# Week 6 - Deep Learning

The goal of this assignment is to test and compare some simple deep learning architectures for the problem of image classification. We will be using the Tensorflow framework.
The CIFAR-10 dataset contains 60000 images divided into 10 classes. The set is split in 50000 and 10000 samples for the training and testing set, respectively. The tutorial found at [https://www.tensorflow.org/tutorials/images/cnn] gives a good introduction to this practical exercise. The essential code for this tutorial can be found in the provided script 'ConvNet.py' or as a Jupyter notebook in [https://storage.googleapis.com/tensorflow_docs/docs/site/en/tutorials/images/cnn.ipynb].

## Imports

In [1]:
import numpy as np
import pandas as pd
from __future__ import absolute_import, division, print_function, unicode_literals
import tensorflow as tf
from tensorflow.keras import datasets, layers, models, regularizers
import matplotlib.pyplot as plt

## Data

In [2]:
(train_images, train_labels), (test_images, test_labels) = datasets.cifar10.load_data()

# Normalize pixel values to be between 0 and 1
train_images, test_images = train_images / 255.0, test_images / 255.0

Downloading data from https://www.cs.toronto.edu/~kriz/cifar-10-python.tar.gz


## MLP

In [None]:
model = models.Sequential([
    layers.Flatten(),
    layers.Dense(10, activation='softmax')])

model.summary()

model.compile(optimizer='adam',
              loss='sparse_categorical_crossentropy',
              metrics=['accuracy'])

history = model.fit(train_images, train_labels, epochs=50,
                    validation_data=(test_images, test_labels))

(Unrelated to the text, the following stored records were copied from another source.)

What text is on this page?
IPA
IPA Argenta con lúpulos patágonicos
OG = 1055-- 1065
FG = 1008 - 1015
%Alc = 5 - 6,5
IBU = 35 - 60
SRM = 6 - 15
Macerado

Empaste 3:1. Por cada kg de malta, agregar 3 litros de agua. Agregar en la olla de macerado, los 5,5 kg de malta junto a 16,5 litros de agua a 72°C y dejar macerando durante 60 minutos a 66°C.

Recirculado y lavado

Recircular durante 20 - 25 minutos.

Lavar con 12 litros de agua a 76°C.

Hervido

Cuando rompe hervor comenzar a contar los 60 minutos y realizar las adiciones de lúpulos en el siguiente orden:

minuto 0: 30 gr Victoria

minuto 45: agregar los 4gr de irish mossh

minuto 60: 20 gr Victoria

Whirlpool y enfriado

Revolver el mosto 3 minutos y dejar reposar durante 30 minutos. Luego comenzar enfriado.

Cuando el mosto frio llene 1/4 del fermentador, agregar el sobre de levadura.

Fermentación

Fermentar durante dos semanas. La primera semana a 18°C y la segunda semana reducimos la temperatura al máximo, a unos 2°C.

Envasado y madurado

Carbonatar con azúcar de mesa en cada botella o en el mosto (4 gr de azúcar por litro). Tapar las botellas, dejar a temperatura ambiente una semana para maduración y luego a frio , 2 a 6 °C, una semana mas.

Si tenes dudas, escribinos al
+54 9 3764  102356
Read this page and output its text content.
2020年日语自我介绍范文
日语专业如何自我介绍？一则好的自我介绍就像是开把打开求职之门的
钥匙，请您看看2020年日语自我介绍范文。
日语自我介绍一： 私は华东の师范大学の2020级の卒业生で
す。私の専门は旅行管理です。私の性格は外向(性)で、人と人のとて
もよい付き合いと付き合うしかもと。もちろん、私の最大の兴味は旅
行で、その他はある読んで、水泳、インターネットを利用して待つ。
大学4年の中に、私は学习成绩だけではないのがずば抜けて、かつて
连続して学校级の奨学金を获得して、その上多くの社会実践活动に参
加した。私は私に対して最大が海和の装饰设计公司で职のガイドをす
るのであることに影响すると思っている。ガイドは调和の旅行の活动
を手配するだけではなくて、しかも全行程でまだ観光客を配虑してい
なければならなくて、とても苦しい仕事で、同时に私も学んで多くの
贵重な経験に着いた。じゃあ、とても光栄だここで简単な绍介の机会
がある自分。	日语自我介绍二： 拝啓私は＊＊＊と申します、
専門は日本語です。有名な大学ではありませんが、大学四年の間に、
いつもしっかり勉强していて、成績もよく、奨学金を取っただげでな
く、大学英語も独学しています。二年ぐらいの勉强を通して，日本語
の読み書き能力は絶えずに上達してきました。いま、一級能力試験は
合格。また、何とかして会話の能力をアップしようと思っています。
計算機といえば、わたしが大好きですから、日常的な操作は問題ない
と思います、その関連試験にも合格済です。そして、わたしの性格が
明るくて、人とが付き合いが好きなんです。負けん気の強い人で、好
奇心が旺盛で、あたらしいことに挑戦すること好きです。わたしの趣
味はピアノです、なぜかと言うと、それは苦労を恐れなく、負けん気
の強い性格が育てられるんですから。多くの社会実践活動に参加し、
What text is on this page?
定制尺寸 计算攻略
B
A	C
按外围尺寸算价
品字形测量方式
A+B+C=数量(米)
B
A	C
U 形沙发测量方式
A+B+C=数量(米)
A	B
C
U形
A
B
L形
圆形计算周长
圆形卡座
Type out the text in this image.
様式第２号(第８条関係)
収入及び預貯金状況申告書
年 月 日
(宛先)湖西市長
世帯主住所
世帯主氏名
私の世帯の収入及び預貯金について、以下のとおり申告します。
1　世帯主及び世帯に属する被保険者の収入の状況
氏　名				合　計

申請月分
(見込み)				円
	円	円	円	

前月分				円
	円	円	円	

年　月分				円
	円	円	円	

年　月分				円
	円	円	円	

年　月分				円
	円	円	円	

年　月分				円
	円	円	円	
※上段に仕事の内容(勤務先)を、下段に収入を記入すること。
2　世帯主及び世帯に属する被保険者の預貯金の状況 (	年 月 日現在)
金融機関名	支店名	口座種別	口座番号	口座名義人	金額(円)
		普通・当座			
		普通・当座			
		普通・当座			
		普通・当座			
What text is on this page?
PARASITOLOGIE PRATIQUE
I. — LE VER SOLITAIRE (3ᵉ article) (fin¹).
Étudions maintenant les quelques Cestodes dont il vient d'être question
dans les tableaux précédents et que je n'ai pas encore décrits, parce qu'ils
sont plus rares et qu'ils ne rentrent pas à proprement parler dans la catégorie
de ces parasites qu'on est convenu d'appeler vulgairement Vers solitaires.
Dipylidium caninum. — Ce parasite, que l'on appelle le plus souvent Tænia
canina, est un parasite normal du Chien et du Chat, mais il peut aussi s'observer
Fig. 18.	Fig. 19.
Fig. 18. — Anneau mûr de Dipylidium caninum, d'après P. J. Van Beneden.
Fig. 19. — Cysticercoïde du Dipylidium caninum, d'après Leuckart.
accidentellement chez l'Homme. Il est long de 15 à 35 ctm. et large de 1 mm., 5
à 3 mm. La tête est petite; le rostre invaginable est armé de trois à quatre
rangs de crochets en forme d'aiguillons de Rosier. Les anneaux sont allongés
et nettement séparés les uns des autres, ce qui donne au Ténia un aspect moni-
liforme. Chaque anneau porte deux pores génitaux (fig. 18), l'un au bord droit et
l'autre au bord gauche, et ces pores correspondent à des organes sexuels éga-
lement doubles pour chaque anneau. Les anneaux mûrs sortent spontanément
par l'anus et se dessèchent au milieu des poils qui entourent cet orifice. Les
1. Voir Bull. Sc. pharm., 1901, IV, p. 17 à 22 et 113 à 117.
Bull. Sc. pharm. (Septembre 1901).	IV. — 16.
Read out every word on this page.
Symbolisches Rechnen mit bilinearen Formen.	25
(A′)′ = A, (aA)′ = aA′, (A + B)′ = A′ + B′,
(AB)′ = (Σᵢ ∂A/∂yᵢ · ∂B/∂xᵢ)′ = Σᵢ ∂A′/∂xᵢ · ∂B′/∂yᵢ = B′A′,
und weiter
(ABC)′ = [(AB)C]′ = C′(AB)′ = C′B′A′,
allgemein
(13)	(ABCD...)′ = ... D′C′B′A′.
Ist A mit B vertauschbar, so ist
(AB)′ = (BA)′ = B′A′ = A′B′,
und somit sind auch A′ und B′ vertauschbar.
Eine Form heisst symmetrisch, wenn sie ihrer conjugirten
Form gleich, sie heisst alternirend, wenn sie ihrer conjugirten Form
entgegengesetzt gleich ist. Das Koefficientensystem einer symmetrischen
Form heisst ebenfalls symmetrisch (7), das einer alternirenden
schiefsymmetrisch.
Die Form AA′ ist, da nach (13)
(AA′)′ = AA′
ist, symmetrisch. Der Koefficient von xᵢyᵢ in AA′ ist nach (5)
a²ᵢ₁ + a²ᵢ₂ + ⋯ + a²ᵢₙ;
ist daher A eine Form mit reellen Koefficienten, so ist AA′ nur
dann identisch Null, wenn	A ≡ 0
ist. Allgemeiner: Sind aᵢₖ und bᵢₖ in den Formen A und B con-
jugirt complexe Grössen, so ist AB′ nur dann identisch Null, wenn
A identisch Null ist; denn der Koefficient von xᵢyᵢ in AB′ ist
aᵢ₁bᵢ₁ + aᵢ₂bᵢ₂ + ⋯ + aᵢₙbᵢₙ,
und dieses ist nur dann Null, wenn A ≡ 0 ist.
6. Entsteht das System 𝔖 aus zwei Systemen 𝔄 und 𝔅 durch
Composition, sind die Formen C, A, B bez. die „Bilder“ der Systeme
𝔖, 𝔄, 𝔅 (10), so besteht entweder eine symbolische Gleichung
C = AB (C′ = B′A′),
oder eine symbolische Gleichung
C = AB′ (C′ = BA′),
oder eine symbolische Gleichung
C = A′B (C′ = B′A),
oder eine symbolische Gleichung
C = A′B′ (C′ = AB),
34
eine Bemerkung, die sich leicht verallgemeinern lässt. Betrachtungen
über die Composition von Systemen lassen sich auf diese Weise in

test_loss, test_acc = model.evaluate(test_images, test_labels)

In [None]:
plt.plot(history.history['acc'], label='accuracy')
plt.plot(history.history['val_acc'], label = 'val_accuracy')
plt.xlabel('Epoch')
plt.ylabel('Accuracy')
plt.ylim([0.5, 1])
plt.legend(loc='lower right')

## ConvNet

In [None]:
model = models.Sequential()
model.add(layers.Conv2D(32, (3, 3), activation='relu', input_shape=(32, 32, 3)))
model.add(layers.MaxPooling2D((2, 2)))
model.add(layers.Conv2D(64, (3, 3), activation='relu'))
model.add(layers.MaxPooling2D((2, 2)))
model.add(layers.Conv2D(64, (3, 3), activation='relu'))
model.add(layers.Flatten())
model.add(layers.Dense(64, activation='relu'))
model.add(layers.Dense(10, activation='softmax'))

model.summary()

model.compile(optimizer='adam',
              loss='sparse_categorical_crossentropy',
              metrics=['accuracy'])

history = model.fit(train_images, train_labels, epochs=10, validation_data=(test_images, test_labels))
test_loss, test_acc = model.evaluate(test_images,  test_labels, verbose=2)

In [None]:
plt.plot(history.history['acc'], label='accuracy')
plt.plot(history.history['val_acc'], label = 'val_accuracy')
plt.xlabel('Epoch')
plt.ylabel('Accuracy')
plt.ylim([0.5, 1])
plt.legend(loc='lower right')

## Exercise 1

Modify the provided MLP model. Use architectures with 0, 1 and 2 hidden layers. Keep the complexity of the model bounded, so runs do not take much more than 1 hour to reach the maximum of testing accuracy. Notice that the input needs to be "flattened", since there is no spatial structure 
in this fully connected design. This can be achieved by adding a dummy layer with no free parameters with "layers.Flatten()" as the first layer in the constructor "model.Sequential()". Obtain the learning curves and discuss the results.
Report the optimizer in use, initialization parameters, the learning rate, etc. Is early stopping convenient in this model?

## Exercise 2

Reuse the code from Exercise 1 to build and run an MLP with one hidden layer, as big a you can. Compare the performance of your design with the results appearing in Table 1 of [https://arxiv.org/pdf/1611.03530.pdf] for an MLP of 512 units in a single hidden layer. Report the best result found for a maximum of 1000 epochs or 2 hours CPU running time.
The best accuracy amongst all teams will be awarded extra points.

## Exercise 3

Study the performance properties of the convolutional network provided. How is the learning affected if instead of ReLU units, tanh() activations are used? What is the reason for this? Compare also at least two different optimizer algorithms.

## Exercise 4

Try to outperform the convolutional network from Exercise 3 with an MLP that uses approximately the same number of parameters.
Report your results and explain them.